Wednesday
Setsubun Menu
White rice(ごはん)
Milk(牛乳)
Grilled sardine with ginger(イワシのしょうが焼き)
Japanese radish with sweet and sour dressing(大根のあま酢和え)
Miso soup with potatoes(じゃが芋のみそ汁)
Lucky beans(副豆)
819 Kcal
34.3 g of protein
Today is Setsubun in Japan. Setsubun is the day before the beginning of spring in the old Japanese calendar. However, February is the coldest month in Japan and I think this holiday is just cruel. Old calendar or not, it’s wrong. On Setsubun, you are supposed to wish for good luck in the upcoming year. Naturally, this is done by throwing beans at a demon screaming, “鬼は外、福は内” (oni wa soto, fuku wa uchi – Devil outside! Luck inside!) The demon represents all your potential bad luck in the upcoming year, so if you throw enough beans he won’t come around. Usually the dad wears a demon mask and the kids throw beans at them. My high school Japanese teacher did this once. I saw in the newspaper today some pictures of kids throwing beans at teachers dressed up like demons. So today, the setsubun part of the menu was the lucky beans. They’re basically dried roasted soybeans that have absolutely no flavour. I guess that’s why they throw them.
Another part of Setsubun is that you are supposed to eat a sushi roll silently while facing the direction of this year’s lucky directional point. If you eat the entire roll quietly in one sitting, you get good luck for the year. This year’s direction is west southwest. I wonder whose job in the Japanese government is was to figure that out. Wait, I mean whose jobs, this probably took an entire floor of civil servants.
The grilled sardine was surprisingly nice; maybe it was the ginger or something. As long as you take the skin off and don’t eat the tail, sardines are quite alright. The daikon (Japanese radish) was amazing as well. This could be my luck for the new year working in my favour.

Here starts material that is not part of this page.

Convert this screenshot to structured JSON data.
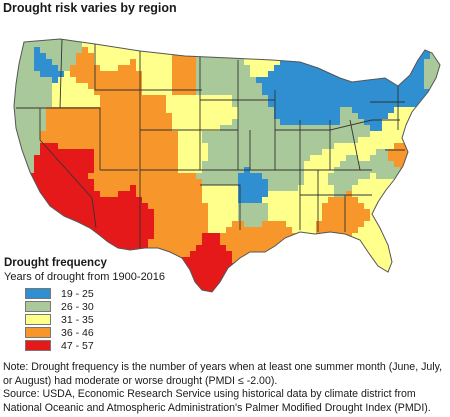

Unfortunately the “lunch room” ruined the lunch. Usually the teachers eat in the home ec room, but today the powers to be deemed the home ec room “uneatable in” and so we were sent to the “lunch room”. I put “lunch room” in quotes because it’s more akin to a ice box or a greenhouse depending on the season. There are about two weeks out of the entire year that it’s pleasant to be in that room, and today—like the other 350 days—was miserable. We might as well have been eating outside. All of the doors were open, leaving the wind to freeze any spot of open skin. And since they put out the lunch about ten minutes before lunch time begins, it inevitably gets cold. I don’t know what senile squirrel monkey they hired to design this building, but it should have been used for testing pharmaceuticals like the rest of its family.